9 января 2006| Ухова В.

Ты – моя мама?

Мне и моим землякам не довелось пережить то, что пережили ленинградцы. Хотя у нас нет такой семьи, куда с фронта не приходили бы «похоронки».

Но все-таки наша жизнь несравнима с испытаниями ленинградцев. Я видела эвакуированных к нам, видела людей измученных, изголодавшихся, едва способных двигаться. А самое страшное – это маленькие дети, страдающие от голода. Вот о них я и решилась написать.

С 1 января 1942 года я работала в РОНО Кубено-Озерского района Вологодской области. В один из мартовских дней утром в РОНО позвонили из Вологды и сообщили, что в город прибыл эшелон с эвакуированными ленинградцами. В нем оказалось много умерших матерей и осиротевших детей. Наиболее слабых ребят разместили по больницам города и близлежащим детским домам. Тех, кто поздоровее, направляли к нам, в наш районный детский дом. Просили подготовить лошадей (от райцентра до детского дома семь километров) и тулупы.

Мы все приготовили, ждем. От Вологды до нас тридцать километров, заносы, да и день, несмотря на март, выдался холодный. Обычные автобусы – а их было очень мало – шли от Вологды до нас час или час двадцать минут.

Между тем нашего автобуса все не было и не было. Полночь, час, два часа ночи. Звоним в город, говорят: уехали. Посылаем лошадь навстречу. Впоследствии выяснилось, что автобус сломался. Наконец в три часа ночи маленький, восемнадцатиместный автобус прибыл.

РОНО размещалось тогда в двухэтажном доме. Когда мы услышали детский плач и открыли дверь, то вначале даже растерялись: высокая лестница была занята крошечными ребятишками, которые не шли, а ползли по ней и слабыми голосами плакали.

Все мы бросились к ним. Стоять они не могли, сразу падали. Тулупы у нас уже были согреты, ребят мы раздели, уложили на полу, пригласили медиков из больницы. Попытались их накормить, но у детей совершенно не было сил: возьмут кусочек и повалятся. Вскоре они уснули.

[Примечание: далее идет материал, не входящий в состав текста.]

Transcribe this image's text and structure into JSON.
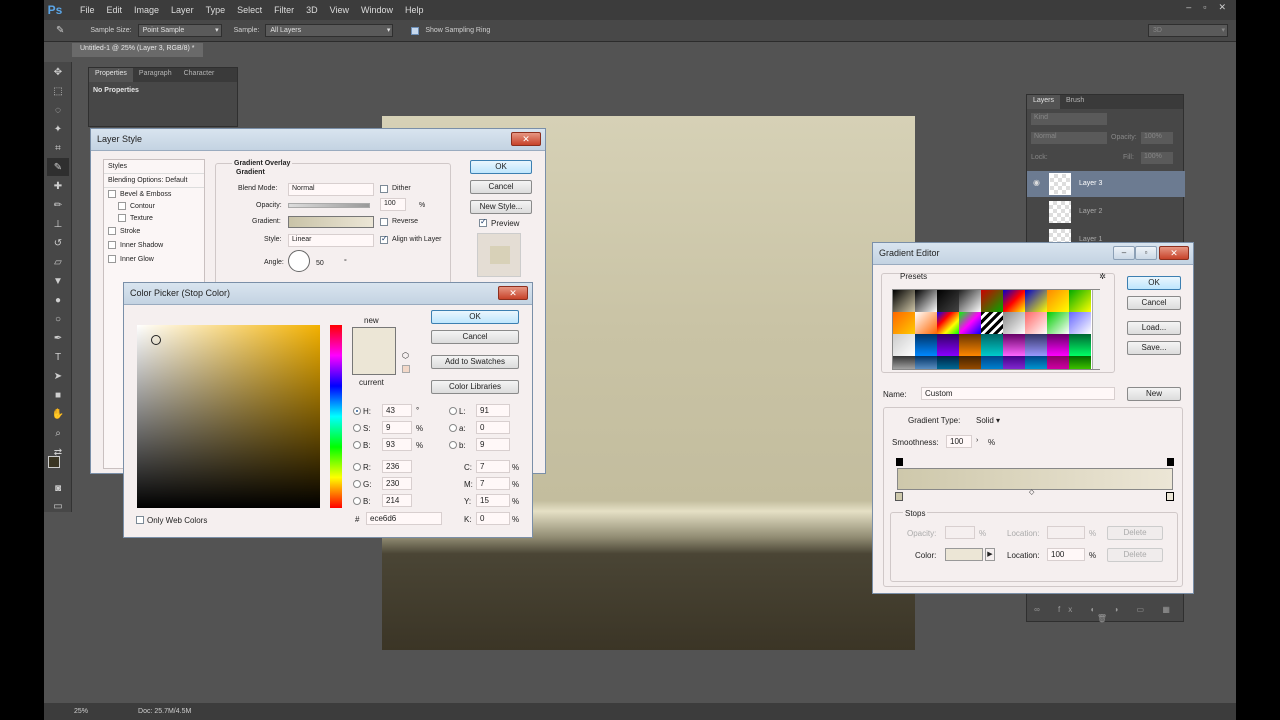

Это была ужасающая картина. Дети к нам приехали от трех до семи лет. Все коротко остриженные, не разберешь, где мальчик, где девочка. Истощенные, равнодушные ко всему. Они лежали перед нами и спали.

В тот же день под тулупами мы перевезли их в детский дом. Через неделю я получила задание проверить состояние прибывших. Приехали в детдом утром к восьми часам. Группа «новеньких», как их звали старожилы детского дома, находилась в умывальной комнате. Они с любопытством рассматривали меня и вдруг кто-то спросил:

— Вы зачем к нам пришли, осматривать будете?

— Нет, — ответила я.

— Уколы делать?

— Нет.

— Так зачем?

— Посмотреть, как вы живете.

— Сейчас покажем.

Они потащили меня в свою игровую комнату, поставили посередине маленький стул, предложили сесть. Я села.

Окружившие меня ребята вдруг взяли мои руки и стали их тянуть в разные стороны. Я сначала не поняла, в чем тут дело. Каждый старался встать ко мне поближе, обязательно дотронуться, заглянуть в глаза и шепнуть: «Ты моя мама? Ты меня нашла?» Кто-то четко выговаривал эти слова, кто-то молил о них глазами.

Трудно писать об этом. Какая бы женщина не появлялась у нас в детдоме, каждую доводила до слез эта детская мольба о матери.

За этими детьми ни одна мама не пришла. По достижении семилетнего возраста их переводили в детский дом другого района.

 

Источник: «Память. Письма о войне и блокаде» — Л.: Лениздат, 1985.